In a notice to the court on May 23, MGA attorney Melanie Phillips, a managing associate in the Los Angeles office of Orrick, Herrington & Sutcliffe, attached a proposed judgment that would award her client the fees plus $32.4 million in costs. Mattel should receive nothing and its counterclaims should be dismissed, according to the document.
MGA had redacted the amount it sought in a demand for fees filed on May 6 on behalf of its primary firms: O’Melveny & Myers; Skadden, Arps, Slate, Meagher & Flom; Orrick; and Keller Rackauckas. The latter two firms handled the recent trial. Orrick partner Annette Hurst wrote that MGA’s bottom line was “conservative” compared to what the company actually spent, and excluded payments to several firms whose “roles were less centrally related” to the defense of the Mattel’s copyright claim. She also mentioned that MGA is in litigation with its insurers, some of which have refused to cover all of its legal fees.
Phillips referred calls to Hurst, who did not return a call for comment.
MGA is seeking another $177 million in punitive damages and nearly $4.3 million in restitution from Mattel. Mattel attorney John Quinn wrote in a May 13 reply brief that punitive damages would be unjust. MGA was seeking “every cent” that its primary law firms ever billed in the case, which originated in 2004, wrote Quinn, name partner in Los Angeles-based Quinn Emanuel Urquhart & Sullivan.
In 2008, Mattel obtained a $100 million verdict during the first trial between the toy companies, which took place in Riverside, Calif. Last year, the U.S. Court of Appeals for the 9th Circuit overturned that verdict, ruling that the judge had abused his discretion in giving Mattel the rights to the dolls. At that time, MGA’s trial counsel was Thomas Nolan, a partner in the Los Angeles office of Skadden, Arps, Slate, Meagher & Flom.

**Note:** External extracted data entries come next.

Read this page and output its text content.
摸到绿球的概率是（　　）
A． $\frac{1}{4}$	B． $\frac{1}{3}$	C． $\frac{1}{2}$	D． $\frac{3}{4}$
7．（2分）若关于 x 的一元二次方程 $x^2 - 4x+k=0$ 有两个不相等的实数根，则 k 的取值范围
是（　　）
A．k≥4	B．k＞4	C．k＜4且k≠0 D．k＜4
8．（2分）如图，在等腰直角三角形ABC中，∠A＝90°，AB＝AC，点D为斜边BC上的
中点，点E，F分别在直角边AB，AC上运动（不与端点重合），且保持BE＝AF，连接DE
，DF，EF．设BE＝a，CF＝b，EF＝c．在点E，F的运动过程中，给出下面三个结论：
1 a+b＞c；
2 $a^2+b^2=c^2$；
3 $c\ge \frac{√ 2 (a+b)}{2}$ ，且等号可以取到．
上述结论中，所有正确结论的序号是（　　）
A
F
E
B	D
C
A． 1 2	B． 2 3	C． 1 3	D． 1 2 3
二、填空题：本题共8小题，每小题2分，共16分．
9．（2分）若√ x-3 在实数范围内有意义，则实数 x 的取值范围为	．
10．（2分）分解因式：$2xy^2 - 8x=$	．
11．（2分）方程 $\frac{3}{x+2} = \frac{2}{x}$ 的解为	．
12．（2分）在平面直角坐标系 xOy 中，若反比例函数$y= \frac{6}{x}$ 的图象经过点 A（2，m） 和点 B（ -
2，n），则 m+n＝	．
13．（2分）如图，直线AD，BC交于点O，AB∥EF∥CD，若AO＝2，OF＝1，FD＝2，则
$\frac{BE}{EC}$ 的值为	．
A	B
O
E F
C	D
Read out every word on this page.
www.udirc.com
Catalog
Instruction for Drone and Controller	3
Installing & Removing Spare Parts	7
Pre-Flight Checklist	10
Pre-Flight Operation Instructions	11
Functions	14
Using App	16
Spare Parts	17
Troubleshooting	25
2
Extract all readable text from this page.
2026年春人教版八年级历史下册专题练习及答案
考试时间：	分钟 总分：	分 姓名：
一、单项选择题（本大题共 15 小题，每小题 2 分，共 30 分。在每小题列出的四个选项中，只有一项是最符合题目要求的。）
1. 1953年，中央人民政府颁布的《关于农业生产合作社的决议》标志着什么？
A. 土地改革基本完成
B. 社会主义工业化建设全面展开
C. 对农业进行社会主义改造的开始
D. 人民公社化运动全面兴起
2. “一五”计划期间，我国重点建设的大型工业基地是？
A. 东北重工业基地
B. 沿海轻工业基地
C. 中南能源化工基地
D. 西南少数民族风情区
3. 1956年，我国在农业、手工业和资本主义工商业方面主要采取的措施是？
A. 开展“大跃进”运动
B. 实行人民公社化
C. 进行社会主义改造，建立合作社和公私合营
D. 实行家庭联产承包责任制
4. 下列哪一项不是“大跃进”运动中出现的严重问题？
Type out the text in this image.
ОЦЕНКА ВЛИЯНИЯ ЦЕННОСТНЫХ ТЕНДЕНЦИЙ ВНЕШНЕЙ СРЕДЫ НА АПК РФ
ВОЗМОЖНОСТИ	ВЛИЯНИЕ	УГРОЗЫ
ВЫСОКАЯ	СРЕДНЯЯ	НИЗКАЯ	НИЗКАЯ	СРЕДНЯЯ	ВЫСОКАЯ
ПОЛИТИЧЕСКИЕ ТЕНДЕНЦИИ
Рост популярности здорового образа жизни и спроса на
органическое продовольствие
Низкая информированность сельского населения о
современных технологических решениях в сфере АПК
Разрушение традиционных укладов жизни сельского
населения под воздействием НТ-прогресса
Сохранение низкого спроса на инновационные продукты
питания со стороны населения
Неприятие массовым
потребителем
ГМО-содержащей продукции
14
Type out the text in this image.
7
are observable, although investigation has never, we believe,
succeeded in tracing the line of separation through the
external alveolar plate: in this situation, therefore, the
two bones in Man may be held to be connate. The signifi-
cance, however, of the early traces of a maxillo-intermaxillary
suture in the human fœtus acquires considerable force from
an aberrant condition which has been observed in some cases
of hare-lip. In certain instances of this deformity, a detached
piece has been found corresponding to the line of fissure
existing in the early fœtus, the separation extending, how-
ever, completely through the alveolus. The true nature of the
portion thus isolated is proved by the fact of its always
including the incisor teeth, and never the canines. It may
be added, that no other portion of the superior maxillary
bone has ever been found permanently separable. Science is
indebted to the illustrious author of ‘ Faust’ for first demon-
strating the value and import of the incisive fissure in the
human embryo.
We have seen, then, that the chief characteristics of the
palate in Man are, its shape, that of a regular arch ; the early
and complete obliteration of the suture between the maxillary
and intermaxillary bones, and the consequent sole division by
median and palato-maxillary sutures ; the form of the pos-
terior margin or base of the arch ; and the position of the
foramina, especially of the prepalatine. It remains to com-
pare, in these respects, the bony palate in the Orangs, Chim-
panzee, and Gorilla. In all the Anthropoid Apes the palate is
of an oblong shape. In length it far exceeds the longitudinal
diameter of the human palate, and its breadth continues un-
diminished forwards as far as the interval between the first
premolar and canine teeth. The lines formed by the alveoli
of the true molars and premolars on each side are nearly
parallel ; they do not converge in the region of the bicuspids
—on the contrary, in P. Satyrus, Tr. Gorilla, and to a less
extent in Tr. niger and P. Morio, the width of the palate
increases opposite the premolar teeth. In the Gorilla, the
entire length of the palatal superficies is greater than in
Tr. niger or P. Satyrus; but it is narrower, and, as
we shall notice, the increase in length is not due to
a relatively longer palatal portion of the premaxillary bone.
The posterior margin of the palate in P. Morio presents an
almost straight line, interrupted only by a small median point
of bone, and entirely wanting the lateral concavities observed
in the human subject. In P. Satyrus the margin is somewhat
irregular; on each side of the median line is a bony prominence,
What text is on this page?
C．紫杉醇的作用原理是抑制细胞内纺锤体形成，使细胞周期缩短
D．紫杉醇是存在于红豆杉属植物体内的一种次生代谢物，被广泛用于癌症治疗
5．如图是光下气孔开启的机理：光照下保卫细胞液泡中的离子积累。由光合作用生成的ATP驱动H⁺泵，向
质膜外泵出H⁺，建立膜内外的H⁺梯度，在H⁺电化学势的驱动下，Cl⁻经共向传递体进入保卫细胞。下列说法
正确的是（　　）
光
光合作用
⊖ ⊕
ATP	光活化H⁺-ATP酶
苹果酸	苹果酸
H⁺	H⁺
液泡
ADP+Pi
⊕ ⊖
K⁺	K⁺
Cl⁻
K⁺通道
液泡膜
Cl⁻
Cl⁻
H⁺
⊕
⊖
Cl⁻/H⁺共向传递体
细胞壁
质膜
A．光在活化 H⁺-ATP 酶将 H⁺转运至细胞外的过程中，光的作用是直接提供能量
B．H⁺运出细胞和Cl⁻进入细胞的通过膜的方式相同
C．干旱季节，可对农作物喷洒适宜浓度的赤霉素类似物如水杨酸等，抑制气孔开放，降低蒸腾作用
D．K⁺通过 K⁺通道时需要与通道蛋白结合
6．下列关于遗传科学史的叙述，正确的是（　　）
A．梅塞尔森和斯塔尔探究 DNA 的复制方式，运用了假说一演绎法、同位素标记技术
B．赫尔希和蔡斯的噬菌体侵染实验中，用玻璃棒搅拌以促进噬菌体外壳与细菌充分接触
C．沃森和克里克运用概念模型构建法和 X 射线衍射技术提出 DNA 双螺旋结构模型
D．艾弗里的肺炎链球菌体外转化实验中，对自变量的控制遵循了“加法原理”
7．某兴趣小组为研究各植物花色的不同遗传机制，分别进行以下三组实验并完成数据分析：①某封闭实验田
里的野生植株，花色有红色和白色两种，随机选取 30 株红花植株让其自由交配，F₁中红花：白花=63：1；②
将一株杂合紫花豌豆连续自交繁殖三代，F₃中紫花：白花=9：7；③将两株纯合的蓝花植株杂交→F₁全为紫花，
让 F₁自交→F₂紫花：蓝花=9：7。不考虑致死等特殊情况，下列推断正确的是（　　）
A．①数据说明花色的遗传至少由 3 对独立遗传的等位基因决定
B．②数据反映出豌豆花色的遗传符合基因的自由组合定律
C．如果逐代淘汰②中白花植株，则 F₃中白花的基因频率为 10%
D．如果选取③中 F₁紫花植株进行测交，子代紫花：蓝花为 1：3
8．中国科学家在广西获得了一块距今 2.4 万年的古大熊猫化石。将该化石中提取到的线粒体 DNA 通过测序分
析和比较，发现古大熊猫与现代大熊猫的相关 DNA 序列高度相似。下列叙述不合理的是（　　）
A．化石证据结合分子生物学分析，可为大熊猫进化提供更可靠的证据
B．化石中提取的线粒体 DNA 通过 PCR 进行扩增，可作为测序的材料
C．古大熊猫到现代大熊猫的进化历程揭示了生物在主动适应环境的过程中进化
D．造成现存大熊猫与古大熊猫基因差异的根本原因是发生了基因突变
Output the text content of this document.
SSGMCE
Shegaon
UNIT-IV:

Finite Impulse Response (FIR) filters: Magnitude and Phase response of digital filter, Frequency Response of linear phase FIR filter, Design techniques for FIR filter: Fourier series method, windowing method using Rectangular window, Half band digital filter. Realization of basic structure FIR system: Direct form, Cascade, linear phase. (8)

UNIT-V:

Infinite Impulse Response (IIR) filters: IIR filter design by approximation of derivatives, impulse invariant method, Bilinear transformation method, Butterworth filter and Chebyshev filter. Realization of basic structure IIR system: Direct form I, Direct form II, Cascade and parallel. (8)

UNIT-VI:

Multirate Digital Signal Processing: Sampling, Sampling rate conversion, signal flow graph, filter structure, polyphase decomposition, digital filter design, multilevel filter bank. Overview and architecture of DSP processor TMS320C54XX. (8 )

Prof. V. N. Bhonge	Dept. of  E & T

The first trial involved copyright infringement and breach of contract claims; the second addressed additional claims brought by the competitors against one another for stealing trade secrets.
A hearing on the fees, damages and proposed final judgment is scheduled for May 25 before U.S. District Judge David Carter in Santa Ana, Calif.
The fees and punitive damages are in addition to the verdict awarded on April 21 to MGA and its chief executive officer, Isaac Larian, after a jury found that Mattel, maker of Barbie, had stolen trade secrets by planting spies at industry trade shows. The jury rejected Mattel’s claims that MGA infringed on its copyright after hiring away a designer who allegedly stole the idea for the Bratz doll, concluding that Mattel did not own the rights to the first four models of the Bratz dolls plus two newer versions.
The jurors found for Mattel on one issue: They awarded damages of $10,000 after finding that MGA and Larian intentionally interfered with the contract between Mattel and the designer, Carter Bryant.